According to SIAP’s Cumley, “for mid-market organizations who may be growing as much as 30% year-over-year, turnover in mission-critical controller and CFO positions can lead to inconsistencies in management, leading firms to seek the predictability of outsourcing to ensure high quality resources in these functions.”

5. Analytics, action and storytelling converge with data automation

We’ve come a long way from just digitizing records for lookup, and analytics is now pervasive and mainstream. While the intelligence we get from analytics is significantly easier to make actionable than the raw data, progress continues to automate and systematize the use of analytics, particularly around data automation.

In 2022, as we seek to gain more insights into our businesses by analyzing past and current performance, being able to put the information into action will be key. According to Sage Intacct’s director of financial planning and analysis, Dominic Ballinger, “automating data flows and bringing sources together will allow us to be more predictive and to look beyond finance,” as he sees opportunities to aggregate data from multiple sources with financial data. Finance leaders’ roles increasingly include working with other areas of the business, leveraging data held by finance to add insight or drive efficiency and profitability.

The advanced data automation approaches being put in place help summarize data and get more insight into the story behind the data when it’s needed. These techniques also integrate analytics data with operational data and systems with the eventual goal of automating the actions that are taken in response.   The new analytics tools that early adopters choose in 2022 will begin to tell a deeper story from multiple data sources, and offer connections to the operational systems that allow action.

6. Blockchain adoption continues while cryptocurrency is still met with caution

In 2022, accounting and finance leaders will continue on the path to adoption of blockchain (distributed ledger) technology within business apps for specific capabilities, based on its merits. Use of blockchain-based cryptocurrency will remain extremely cautious and mainly in the consumer arena, but we will start to see some legitimate use cases appear in the business-to-business transaction space.

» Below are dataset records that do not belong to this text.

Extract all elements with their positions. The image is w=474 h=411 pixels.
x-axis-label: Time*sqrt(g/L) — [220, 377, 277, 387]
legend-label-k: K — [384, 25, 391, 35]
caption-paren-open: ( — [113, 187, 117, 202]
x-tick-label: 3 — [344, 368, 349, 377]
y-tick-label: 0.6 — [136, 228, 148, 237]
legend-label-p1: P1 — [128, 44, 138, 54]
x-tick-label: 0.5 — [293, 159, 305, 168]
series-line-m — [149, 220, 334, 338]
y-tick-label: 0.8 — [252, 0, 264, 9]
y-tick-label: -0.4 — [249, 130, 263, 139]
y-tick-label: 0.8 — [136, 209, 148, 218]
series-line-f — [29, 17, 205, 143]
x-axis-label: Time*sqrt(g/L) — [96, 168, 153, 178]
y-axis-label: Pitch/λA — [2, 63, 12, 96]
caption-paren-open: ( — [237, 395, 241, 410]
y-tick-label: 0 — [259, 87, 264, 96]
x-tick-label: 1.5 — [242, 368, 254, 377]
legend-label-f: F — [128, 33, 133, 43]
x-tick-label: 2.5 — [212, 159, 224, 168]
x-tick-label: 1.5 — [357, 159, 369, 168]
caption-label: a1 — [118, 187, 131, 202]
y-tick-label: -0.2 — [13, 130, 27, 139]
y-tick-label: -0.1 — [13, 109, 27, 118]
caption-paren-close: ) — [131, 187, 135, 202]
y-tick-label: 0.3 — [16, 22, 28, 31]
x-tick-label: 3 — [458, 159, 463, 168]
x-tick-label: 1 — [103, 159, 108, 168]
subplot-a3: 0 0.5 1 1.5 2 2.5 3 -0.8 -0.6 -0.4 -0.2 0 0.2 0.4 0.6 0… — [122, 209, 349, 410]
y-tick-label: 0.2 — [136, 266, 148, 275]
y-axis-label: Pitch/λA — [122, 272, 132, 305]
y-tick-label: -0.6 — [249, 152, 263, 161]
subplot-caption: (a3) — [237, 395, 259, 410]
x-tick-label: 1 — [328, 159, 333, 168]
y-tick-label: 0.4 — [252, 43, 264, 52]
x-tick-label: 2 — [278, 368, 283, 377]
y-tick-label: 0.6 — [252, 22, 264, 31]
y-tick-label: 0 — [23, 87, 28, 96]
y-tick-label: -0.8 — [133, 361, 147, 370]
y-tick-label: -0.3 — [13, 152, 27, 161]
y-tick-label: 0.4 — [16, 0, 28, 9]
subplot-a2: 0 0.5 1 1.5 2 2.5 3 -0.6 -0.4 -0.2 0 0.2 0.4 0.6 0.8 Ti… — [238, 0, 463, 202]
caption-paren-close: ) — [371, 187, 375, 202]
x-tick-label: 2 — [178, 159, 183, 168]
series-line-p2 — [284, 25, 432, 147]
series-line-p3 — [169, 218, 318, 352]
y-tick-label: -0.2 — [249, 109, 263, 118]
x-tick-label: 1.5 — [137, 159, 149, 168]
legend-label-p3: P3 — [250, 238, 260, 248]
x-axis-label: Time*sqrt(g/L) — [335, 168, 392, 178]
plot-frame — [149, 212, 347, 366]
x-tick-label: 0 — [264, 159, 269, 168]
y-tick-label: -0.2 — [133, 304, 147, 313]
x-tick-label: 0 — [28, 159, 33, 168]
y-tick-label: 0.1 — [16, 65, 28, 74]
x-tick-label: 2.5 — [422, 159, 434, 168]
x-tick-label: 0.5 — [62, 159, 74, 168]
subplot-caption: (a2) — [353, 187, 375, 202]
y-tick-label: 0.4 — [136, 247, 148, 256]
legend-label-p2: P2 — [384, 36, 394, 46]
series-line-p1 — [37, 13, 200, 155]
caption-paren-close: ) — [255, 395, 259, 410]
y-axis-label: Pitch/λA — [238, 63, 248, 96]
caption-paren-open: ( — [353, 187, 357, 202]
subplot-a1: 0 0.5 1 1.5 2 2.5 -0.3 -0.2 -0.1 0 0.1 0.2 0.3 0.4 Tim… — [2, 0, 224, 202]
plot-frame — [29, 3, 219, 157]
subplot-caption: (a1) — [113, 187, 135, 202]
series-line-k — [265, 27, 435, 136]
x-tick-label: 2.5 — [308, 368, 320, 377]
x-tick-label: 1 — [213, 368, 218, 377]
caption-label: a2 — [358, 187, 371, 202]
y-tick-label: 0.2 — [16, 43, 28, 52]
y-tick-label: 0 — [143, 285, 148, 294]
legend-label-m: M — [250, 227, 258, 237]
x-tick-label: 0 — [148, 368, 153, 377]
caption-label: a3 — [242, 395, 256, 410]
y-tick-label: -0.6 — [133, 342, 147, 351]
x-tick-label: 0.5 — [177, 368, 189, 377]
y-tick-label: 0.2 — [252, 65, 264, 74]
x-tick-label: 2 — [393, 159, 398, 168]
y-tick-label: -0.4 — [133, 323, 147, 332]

  • Applications using blockchain (distributed ledger) technology will proliferate.
  • Consumer adoption of cryptocurrency will continue and finance leaders need to watch how this affects inflation.
  • Business-to-business cryptocurrency applications will begin to go mainstream as businesses seek to accept consumer payments in crypto and even begin testing check-free business-to-business cases in some industries.
  • Investment-grade crypto opportunities will become more widespread.

Jeremy Almond, CEO and co-founder at Sage Intacct partner Paystand said when he spoke at Transform this past November, that “money is now programable software.” While we may not get all there way there in 2022, the march toward paperless finance operations, the decline in use of paper checks, and the concomitant need for better financial data security is surely leading us toward the adoption of more of these block chain-based technologies.   We’ll definitely be watching for regulatory and other developments in this space in 2022.

7. The pace of new accounting regulation implementation will continue to be affected by the pandemic

For the past couple years, we’ve seen delayed implementation dates and few new accounting regulations published as a result of regulators slowing the pace to allow businesses to react to the pandemic. However, as COVID moves to an endemic nature, it is expected that there will be some pickup in new regulations, particularly in those areas that have seen growth or innovation resulting from the pandemic.

According to Richard Cole of BKD, a Sage Intacct partner, “the pace of new regulation is still slowed by the pandemic but there are some important implementations going on.”

The lease accounting rule, ASC 842 is one of these ongoing implementations in 2022. Among the thought leaders we spoke to, areas to watch for new regulations to be introduced in 2022 include evolving and fast-growing industries like green energy, cryptocurrency, and the cannabis and hemp industries. Societal shifts like at-home work are also likely to be addressed by new accounting regulations in coming years.